Rezension

Sehr nachdenklich machend!

Die andere Seite des Schmerzes - Ruth Eder

Die andere Seite des Schmerzes
von Ruth Eder

Bewertet mit 5 Sternen

Eine Zeitreise in die "Flower-Power"-Zeit...

Zurück in eine Zeit, bei der ich zumindest die Endphase selbst miterlebt habe...Erinnerungen an Mini-Röcke, die kürzer kaum sein konnten, an Hippie-Kleider, an bestimmte Songs (z.B. San Francisco oder Monday, Monday), an den ersten Kuss – ja, das war alles auf einmal wieder sehr präsent...

Ruth Eder hat mich mit ihrem Roman „Die andere Seite des Schmerzes“ geradewegs in diese Ära katapultiert – aber sie hat damit noch mehr bewirkt: ich habe mich mit dem Posttraumatischen Belastungssyndrom junger Männer, die im Vietnam-Krieg waren (stellvertretend für alle Kriege, in die junge Männer – heute auch junge Frauen - „geschickt“ werden) auseinandergesetzt UND mit dem "Mitleiden" von deren Angehörigen, die die schrecklichen Erinnerungen an diese Kriegserlebnisse „aushalten“ müssen.

1967: Judith ist knapp 20 Jahre, sie kommt aus einem süddeutschen gutbürgerlichen, wohlsituierten Elternhaus, ihr Leben hat sich (fast) nur zwischen Tennisplatz und Golfclub abgespielt. Don ist 28 Jahre, US-Amerikaner, wird zum Hubschrauberpiloten ausgebildet und wird ein Jahr in Vietnam stationiert werden. Sein Elternhaus ist eher eine „Ansammlung mehr oder weniger Gestrandeter“ (S. 46). Seine Familie wird zum größten Teil von einem reichen Großvater aus Boston finanziert, Alkohol und Tabletten gehören fast zu den Grundnahrungsmitteln der Familie.

Und es kommt, wie es kommen muss: es macht sehr kräftig „Zummm“: Judith und Don verlieben sich Hals über Kopf ganz heftig ineinander, sehen die Welt nur noch rosarot und heiraten überstürzt.

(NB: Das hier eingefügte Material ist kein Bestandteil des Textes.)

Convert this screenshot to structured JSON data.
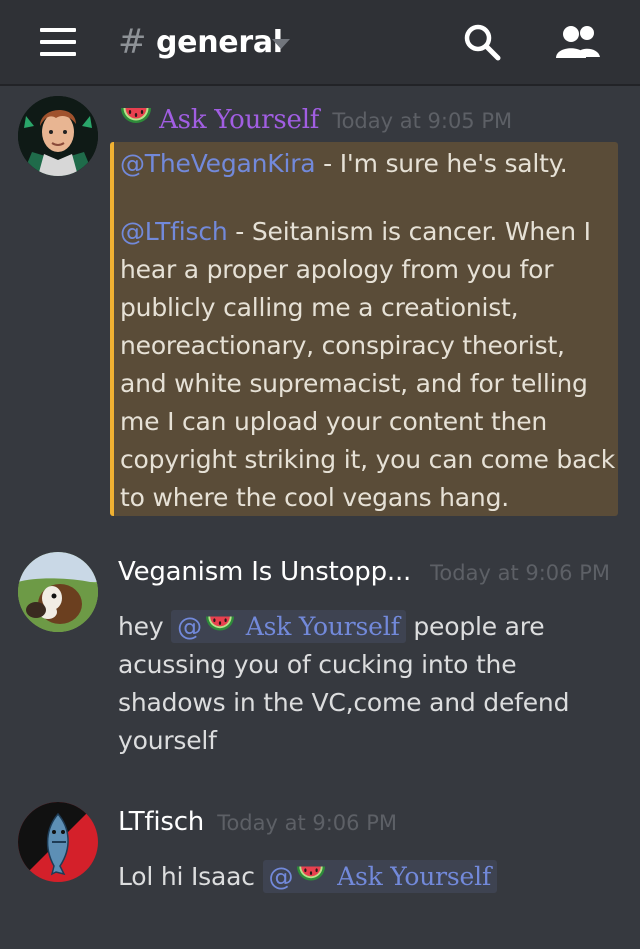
{
  "header": {
    "channel_hash": "#",
    "channel_name": "general"
  },
  "messages": [
    {
      "author": "Ask Yourself",
      "timestamp": "Today at 9:05 PM",
      "lines": [
        {
          "mention": "@TheVeganKira",
          "text": " - I'm sure he's salty."
        },
        {
          "mention": "@LTfisch",
          "text": " - Seitanism is cancer.  When I"
        },
        {
          "text": "hear a proper apology from you for"
        },
        {
          "text": "publicly calling me a creationist,"
        },
        {
          "text": "neoreactionary, conspiracy theorist,"
        },
        {
          "text": "and white supremacist, and for telling"
        },
        {
          "text": "me I can upload your content then"
        },
        {
          "text": "copyright striking it, you can come back"
        },
        {
          "text": "to where the cool vegans hang."
        }
      ]
    },
    {
      "author": "Veganism Is Unstopp...",
      "timestamp": "Today at 9:06 PM",
      "prefix": "hey",
      "mention_at": "@",
      "mention_name": "Ask Yourself",
      "suffix": "people are",
      "lines": [
        "acussing you of cucking into the",
        "shadows in the VC,come and defend",
        "yourself"
      ]
    },
    {
      "author": "LTfisch",
      "timestamp": "Today at 9:06 PM",
      "prefix": "Lol hi Isaac",
      "mention_at": "@",
      "mention_name": "Ask Yourself"
    }
  ],
  "colors": {
    "background": "#36393f",
    "header": "#2f3136",
    "mention": "#7289da",
    "highlight": "#5a4c38",
    "highlight_bar": "#f0b132",
    "author_role": "#a15ee2"
  },
  "icons": [
    "menu-icon",
    "search-icon",
    "members-icon",
    "watermelon-icon"
  ]
}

Don kehrt nach einem Jahr schwerst traumatisiert aus Vietnam zurück, Judith und Don bemühen sich beide, an ihrer Liebe und ihrer Beziehung festzuhalten, dies gelingt ihnen mal mehr, mal weniger... Soweit zur Handlung...

Als Leserin habe ich intensiv an Judiths Entwicklung vom verwöhnten, naiven Bürgermädchen zur selbstbewussten, emanzipierten „erwachsenen“ Frau teilgenommen, die klar ihren Weg findet, sich aber ihre Entscheidungen nicht leicht macht, sondern (meist) wohlüberlegt handelt. Zwar konnte ich nicht jeden ihrer Schritte nachvollziehen, aber das muss ich ja auch nicht... Don zerbricht an seinen Erlebnissen in Vietnam und flüchtet sich – wie im Elternhaus gelernt – in Alkohol und Drogen. Für sein Trauma an sich hatte ich volles Verständnis (hier ein Lob an die Autorin: die Szenen aus Vietnam waren zwar sehr hart, aber in diesem Kontext absolut passend! Die Recherchen dazu werden sicherlich nicht einfach gewesen sein!), aber absolut kein Verständnis hatte ich, dass er als „echt harter Mann“ keine psychologische /psychiatrische Hilfe in Anspruch nehmen will / möchte, bzw. mehr noch: er sie grundsätzlich und vehement ablehnt (während des Lesens fiel mir ein Interview mit einem Psychiater der Bundeswehr ein: auch heute noch empfinden es viele deutsche Soldaten, die in Afghanistan gewesen sind, als „unmännlich“ sich wegen ihres Posttraumatischen Belastungssyndroms behandeln zu lassen!). Don denkt: „Er war doch kein Weichei! A Chicken! ...Er würde sich bestimmt nicht lächerlich machen vor seinen überlebenden Kameraden und sich bei einem Psychiater ausheulen. Kein Wunder, dass man diese Typen bei uns daheim SHRINKS nannte...“ (S. 185 /186)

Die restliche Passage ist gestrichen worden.